Lee dismissed the argument with a wave of the hand. “I wouldn't argue on this point, but the fact remains that you want a railroad. What other sensible means have you got of getting one if the Oregon Trunk doesn't build it?”

Hanna smiled wearily. “I suppose you're taking a backhanded slap at the people's railroad. It's natural that you'd share the industrial giant's contempt for a people's movement, but don't forget these common people are the ones who support the roads you've built.”

“Supporting a railroad isn't building it,” Lee said, “and, if they did build it, they couldn't run it.”

“You underestimate the people, my friend. How do you suppose they did what they've already done here? Your Jim Hill never had to worry about Indians lifting his scalp. Dad did. Paulina and his renegades went through here time after time. Hill never had to join the vigilantes or hang an outlaw, so that Crook County could have law and order. I don't suppose you ever heard of the Crook County Sheep Shooters' Association, or the cattle-sheep war that keeps breaking out. The little people have had to contend with those things, Mister Dawes.”

“But building and operating a railroad . . .”

She spread her hands emphatically. “You don't really know anything about a frontier. It isn't much different here from the way it was a century ago. Who explored it? The fur traders. Men like Peter Skene Ogden and Nathaniel J. Wyeth. Who brought the first wagons and cattle over the McKenzie Pass? Felix Scott. There were miners, sheepmen, cattlemen, freighters, farmers. Little people. They built what is called the Inland Empire, yet you think they can't build and run a railroad.”

Temper was crowding Lee now, but he held a tight rein on it. “What you say about the Harriman interests is entirely correct. They've taken their own sweet time about building into the interior of this state, and it's the Oregon Trunk that's moving them now. My company will build your railroad as fast as the job can be done.

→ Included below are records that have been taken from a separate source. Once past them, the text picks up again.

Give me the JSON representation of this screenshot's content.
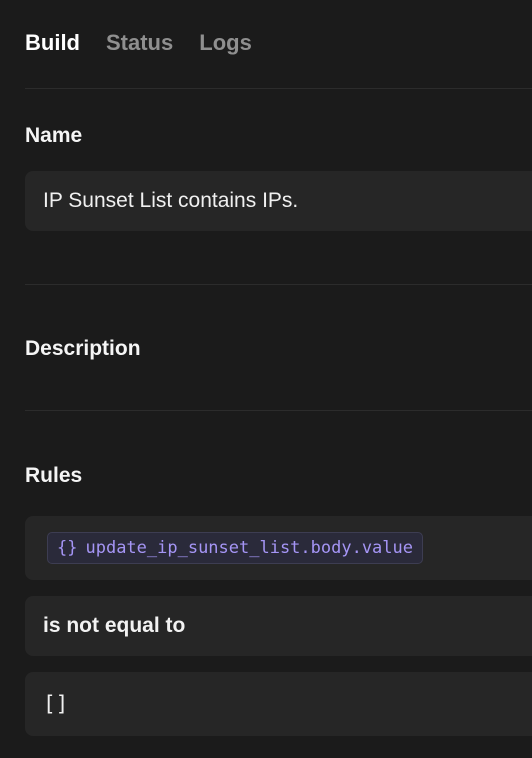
{
  "tabs": [
    {
      "label": "Build",
      "active": true
    },
    {
      "label": "Status",
      "active": false
    },
    {
      "label": "Logs",
      "active": false
    }
  ],
  "sections": {
    "name": {
      "label": "Name",
      "value": "IP Sunset List contains IPs."
    },
    "description": {
      "label": "Description"
    },
    "rules": {
      "label": "Rules",
      "variable": "update_ip_sunset_list.body.value",
      "variable_icon": "{}",
      "operator": "is not equal to",
      "value": "[]"
    }
  },
  "colors": {
    "background": "#1b1b1b",
    "field": "#262626",
    "variable_accent": "#a595f5",
    "inactive_tab": "#8f8f8f"
  }
}
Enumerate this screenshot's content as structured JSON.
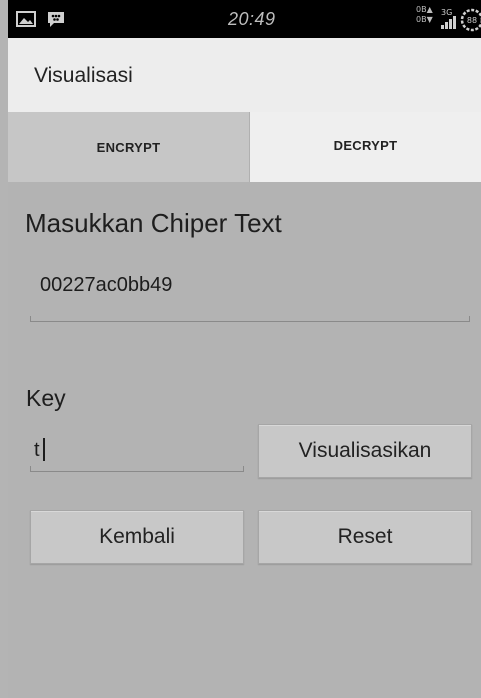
{
  "status_bar": {
    "time": "20:49",
    "data_up": "0B▲",
    "data_down": "0B▼",
    "network": "3G",
    "battery_level": "88",
    "icons": [
      "gallery-icon",
      "bbm-icon",
      "signal-icon",
      "battery-icon"
    ]
  },
  "action_bar": {
    "title": "Visualisasi"
  },
  "tabs": [
    {
      "label": "ENCRYPT",
      "selected": false
    },
    {
      "label": "DECRYPT",
      "selected": true
    }
  ],
  "form": {
    "heading": "Masukkan Chiper Text",
    "cipher_value": "00227ac0bb49",
    "key_label": "Key",
    "key_value": "t"
  },
  "buttons": {
    "visualize": "Visualisasikan",
    "back": "Kembali",
    "reset": "Reset"
  }
}
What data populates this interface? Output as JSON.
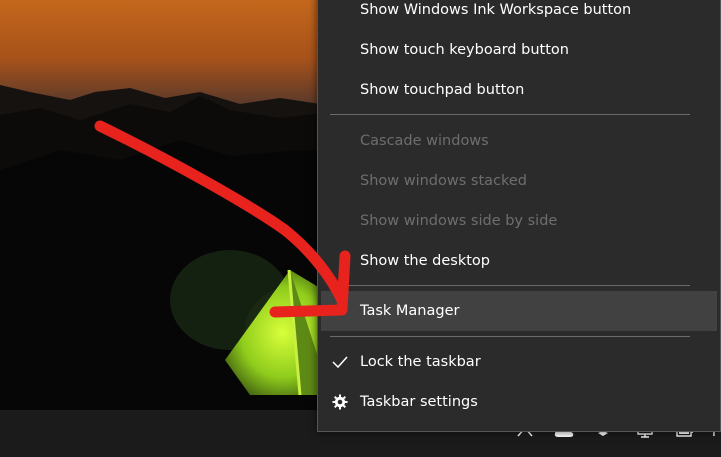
{
  "context_menu": {
    "items": [
      {
        "label": "Show Windows Ink Workspace button",
        "enabled": true
      },
      {
        "label": "Show touch keyboard button",
        "enabled": true
      },
      {
        "label": "Show touchpad button",
        "enabled": true
      },
      {
        "label": "Cascade windows",
        "enabled": false
      },
      {
        "label": "Show windows stacked",
        "enabled": false
      },
      {
        "label": "Show windows side by side",
        "enabled": false
      },
      {
        "label": "Show the desktop",
        "enabled": true
      },
      {
        "label": "Task Manager",
        "enabled": true,
        "highlighted": true
      },
      {
        "label": "Lock the taskbar",
        "enabled": true,
        "checked": true,
        "icon": "checkmark-icon"
      },
      {
        "label": "Taskbar settings",
        "enabled": true,
        "icon": "gear-icon"
      }
    ]
  },
  "tray": {
    "icons": [
      "chevron-up-icon",
      "cloud-icon",
      "dropbox-icon",
      "network-icon",
      "battery-icon",
      "volume-icon"
    ]
  },
  "annotation": {
    "color": "#e8221c",
    "points_to": "Task Manager"
  },
  "colors": {
    "menu_bg": "#2b2b2b",
    "highlight": "#414141",
    "disabled_text": "#6e6e6e",
    "taskbar": "#1b1b1b"
  }
}
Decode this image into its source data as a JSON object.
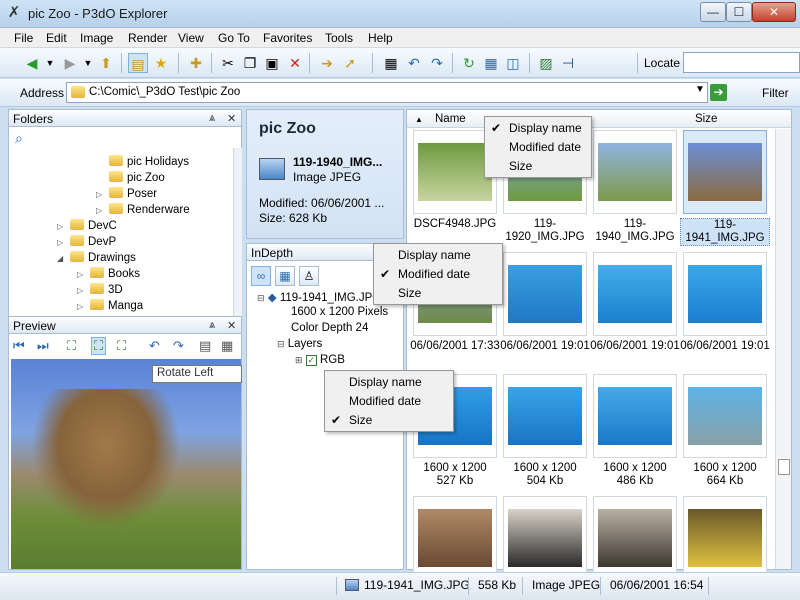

Your people's line can't even get started until it's voted on a year from next November. Then there are all kinds of problems that will have to be solved . . . financial, legal, getting competent men to build and run it, and keep it in the black . . . something that state-owned roads find hard to do. The smart thing is to leave it to experts. We'll have our line built and running before the organization you hope for can turn a shovelful of dirt.”

Hanna had listened carefully, and now she said, a little reluctantly: “Your arguments are sound, Dawes. It did take your company to spur Harriman into action. I admit I lean toward you, if we must have an old line company build our road, but I also know that both companies are interested mainly in controlling Pacific Coast railroading. My section of Oregon has no real meaning to them . . . we're pawns to be moved by the giant chess players. We'll pay terminal rates that will handicap our agriculture, our towns, our settlements. Your bosses had their chance, and we can read what they'll do in the future by the record they've written into the past.”